Karen, Nikki, and I decided to imitate those soccer moms in the mystery books who are always getting together to eat and solve murders.  Usually they have confrontations with the perpetrator and almost get killed, but we decided to ignore that.  We made a list of places Margaret could have met the killer.  (As Nikki pointed out, even if Margaret had used “he,” she could have done it just as a further cover-up.  So I still wasn’t in the clear.)
Of course there was the college and the library.  And the Methodist church.  Maybe it was a neighbor.  We decided to go through the college yearbook.  Karen, who really likes to throw herself into things, decided that she could check out the Methodist church.  She’d been thinking that maybe her boys could use some religious training.  Nikki would check out the neighborhood and chat with some of the workers in the stores.
“What was her type?” Nikki asked. 

I thought.  “The actors she liked were Anthony Hopkins, Peter Lawford, and William Powell.”
“Who’s he?”

“He played Nick Charles in the old Thin Man movies.”

“Oh, I love them,” Karen said.  “And Peter Lawford played him on TV in the fifties.  My mother has a bunch of DVD’s of the series.”
“I love Peter Lawford.  He was Laurie in Little Women.  Liz Taylor got him”

“I never liked that version.”
We all agreed that Peter Lawford was the only good thing in the ‘fifties Little Women.

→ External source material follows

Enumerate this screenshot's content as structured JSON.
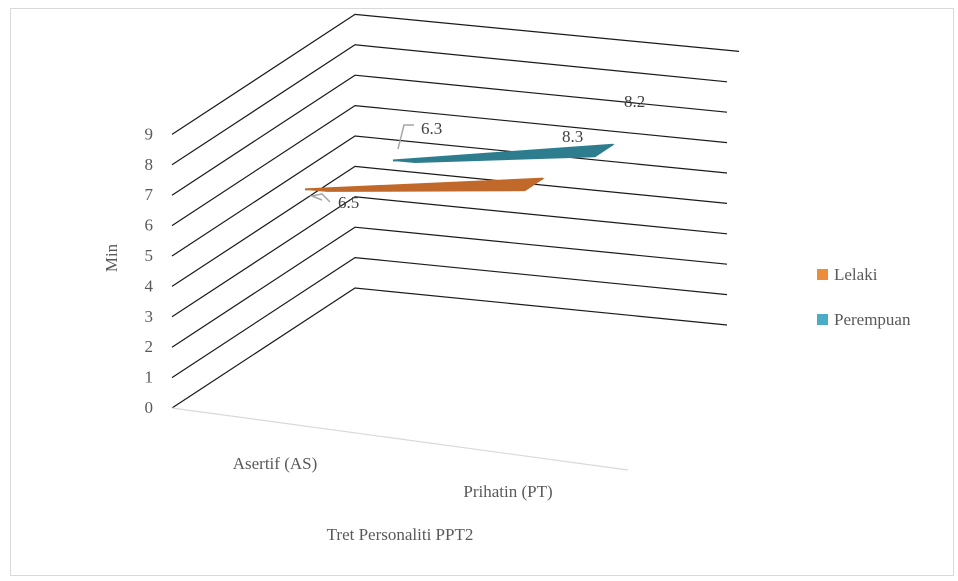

“So, anyway,” Karen got us back to business, “She liked Nick Charles and Dr. Lector.  I wonder how that affected her sex life?”  And she made the fava bean noise from Silence of the Lambs.
I wanted to laugh, but then I remembered that we were talking about this because my friend had been murdered.

“But Anthony Hopkins played Richard the Lionhearted in The Lion in Winter.”

“But what do we remember him for? “  She had a point.
“So we’ve got debonair charm or smoldering menace.”

“Hello, Margaret.” And she made the fava bean sound again.
I didn’t know whether to laugh, shiver, or cry.

We’re going to do our separate investigations.  I don’t know how much information we’ll find, but maybe Karen will find Jesus. I’d been worried that her boys didn’t go to Sunday School.

I may not have much time for detective work.  Kate and Janet are going to get married and it looks like I’m going to be the de facto mother of the brides!